Ramblings of an aging IT geek
← Ramblings of an aging IT geek
networking

ipv6 at home, eventually

Getting a working IPv6 setup on a home network where the ISP only really cares about IPv4, and the few things that broke along the way.

A bundle of network patch cables plugged into a switch

I've had IPv6 "working" at home roughly four times, by which I mean it worked, then an ISP router firmware update quietly broke it, and I didn't notice for a month because everything falls back to v4 so gracefully you forget the v6 ever existed.

This time I think it'll stick. The ISP hands out a /56 over DHCPv6 prefix delegation, which is generous, and the trick was getting my own router (not theirs) to request the delegation and then actually hand a /64 to each internal VLAN. Once dhcp6c was asking for the prefix and radvd was advertising it, devices started picking up globally routable addresses on their own, which still feels faintly magical after a decade of NAT.

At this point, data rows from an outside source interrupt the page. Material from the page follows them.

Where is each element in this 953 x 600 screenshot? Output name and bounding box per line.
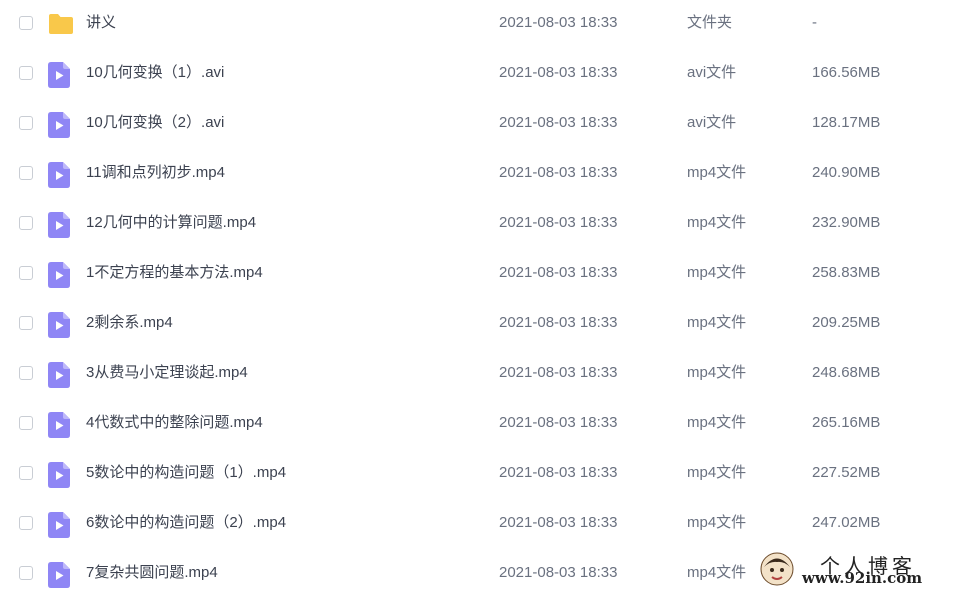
file-size: 166.56MB (812, 64, 881, 81)
row-checkbox[interactable] (19, 66, 33, 80)
file-date: 2021-08-03 18:33 (499, 214, 618, 231)
row-checkbox[interactable] (19, 16, 33, 30)
video-file-icon (48, 62, 70, 93)
row-checkbox[interactable] (19, 516, 33, 530)
row-checkbox[interactable] (19, 566, 33, 580)
file-type: mp4文件 (687, 214, 747, 231)
file-name[interactable]: 6数论中的构造问题（2）.mp4 (86, 514, 286, 532)
file-name[interactable]: 11调和点列初步.mp4 (86, 164, 225, 182)
folder-icon (48, 13, 74, 40)
file-date: 2021-08-03 18:33 (499, 114, 618, 131)
file-size: 265.16MB (812, 414, 881, 431)
file-size: 247.02MB (812, 514, 881, 531)
file-size: 240.90MB (812, 164, 881, 181)
file-type: mp4文件 (687, 564, 747, 581)
file-type: mp4文件 (687, 364, 747, 381)
file-date: 2021-08-03 18:33 (499, 164, 618, 181)
file-date: 2021-08-03 18:33 (499, 564, 618, 581)
file-size: 248.68MB (812, 364, 881, 381)
watermark-url: www.92in.com (802, 569, 923, 587)
file-type: mp4文件 (687, 514, 747, 531)
file-row[interactable]: 5数论中的构造问题（1）.mp4 2021-08-03 18:33 mp4文件 227… (0, 450, 953, 500)
file-date: 2021-08-03 18:33 (499, 464, 618, 481)
file-name[interactable]: 10几何变换（1）.avi (86, 64, 224, 82)
video-file-icon (48, 262, 70, 293)
file-name[interactable]: 讲义 (86, 14, 116, 32)
file-list: 讲义 2021-08-03 18:33 文件夹 - 10几何变换（1）.avi 2021-… (0, 0, 953, 600)
file-date: 2021-08-03 18:33 (499, 314, 618, 331)
file-type: mp4文件 (687, 464, 747, 481)
file-name[interactable]: 1不定方程的基本方法.mp4 (86, 264, 263, 282)
file-size: 232.90MB (812, 214, 881, 231)
file-row[interactable]: 11调和点列初步.mp4 2021-08-03 18:33 mp4文件 240.90M… (0, 150, 953, 200)
file-name[interactable]: 3从费马小定理谈起.mp4 (86, 364, 248, 382)
file-row[interactable]: 2剩余系.mp4 2021-08-03 18:33 mp4文件 209.25MB (0, 300, 953, 350)
file-row[interactable]: 1不定方程的基本方法.mp4 2021-08-03 18:33 mp4文件 258.8… (0, 250, 953, 300)
file-type: mp4文件 (687, 264, 747, 281)
file-type: 文件夹 (687, 14, 733, 31)
file-row[interactable]: 4代数式中的整除问题.mp4 2021-08-03 18:33 mp4文件 265.1… (0, 400, 953, 450)
file-row[interactable]: 10几何变换（1）.avi 2021-08-03 18:33 avi文件 166.56… (0, 50, 953, 100)
row-checkbox[interactable] (19, 466, 33, 480)
file-date: 2021-08-03 18:33 (499, 364, 618, 381)
file-name[interactable]: 12几何中的计算问题.mp4 (86, 214, 256, 232)
video-file-icon (48, 362, 70, 393)
file-size: 209.25MB (812, 314, 881, 331)
file-type: mp4文件 (687, 314, 747, 331)
video-file-icon (48, 462, 70, 493)
row-checkbox[interactable] (19, 166, 33, 180)
file-name[interactable]: 2剩余系.mp4 (86, 314, 173, 332)
file-row[interactable]: 讲义 2021-08-03 18:33 文件夹 - (0, 0, 953, 50)
file-name[interactable]: 5数论中的构造问题（1）.mp4 (86, 464, 286, 482)
row-checkbox[interactable] (19, 366, 33, 380)
file-size: 227.52MB (812, 464, 881, 481)
file-name[interactable]: 7复杂共圆问题.mp4 (86, 564, 218, 582)
watermark: 个人博客 www.92in.com (760, 550, 950, 588)
file-row[interactable]: 6数论中的构造问题（2）.mp4 2021-08-03 18:33 mp4文件 247… (0, 500, 953, 550)
video-file-icon (48, 512, 70, 543)
file-row[interactable]: 3从费马小定理谈起.mp4 2021-08-03 18:33 mp4文件 248.68… (0, 350, 953, 400)
row-checkbox[interactable] (19, 266, 33, 280)
video-file-icon (48, 112, 70, 143)
file-type: mp4文件 (687, 414, 747, 431)
video-file-icon (48, 562, 70, 593)
file-type: mp4文件 (687, 164, 747, 181)
file-row[interactable]: 12几何中的计算问题.mp4 2021-08-03 18:33 mp4文件 232.9… (0, 200, 953, 250)
video-file-icon (48, 412, 70, 443)
row-checkbox[interactable] (19, 416, 33, 430)
file-date: 2021-08-03 18:33 (499, 14, 618, 31)
file-date: 2021-08-03 18:33 (499, 514, 618, 531)
file-type: avi文件 (687, 114, 737, 131)
file-name[interactable]: 10几何变换（2）.avi (86, 114, 224, 132)
file-date: 2021-08-03 18:33 (499, 64, 618, 81)
avatar-icon (760, 552, 794, 586)
file-size: 128.17MB (812, 114, 881, 131)
file-date: 2021-08-03 18:33 (499, 264, 618, 281)
file-type: avi文件 (687, 64, 737, 81)
video-file-icon (48, 162, 70, 193)
row-checkbox[interactable] (19, 116, 33, 130)
video-file-icon (48, 212, 70, 243)
file-name[interactable]: 4代数式中的整除问题.mp4 (86, 414, 263, 432)
row-checkbox[interactable] (19, 316, 33, 330)
file-size: - (812, 14, 817, 31)
file-size: 258.83MB (812, 264, 881, 281)
file-date: 2021-08-03 18:33 (499, 414, 618, 431)
video-file-icon (48, 312, 70, 343)
file-row[interactable]: 10几何变换（2）.avi 2021-08-03 18:33 avi文件 128.17… (0, 100, 953, 150)
row-checkbox[interactable] (19, 216, 33, 230)
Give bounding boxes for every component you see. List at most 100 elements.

The bits that broke were predictable. Firewalling, mostly. With IPv4 and NAT, the address translation is an accidental firewall: nothing inbound reaches the LAN unless you forward it. With IPv6 every device has a public address, so "accidentally exposed" is a real risk and you have to write the inbound rules you were getting for free. I spent an evening confirming that, no, my NAS was not in fact reachable from the open internet, by actually testing from a phone on mobile data rather than trusting the config.

Worth it? For day-to-day browsing, honestly no, the v4 path is fine. But being able to reach any device at home directly, by a stable address, without a VPN or port-forward dance, is the network the internet was supposed to be. Eventually.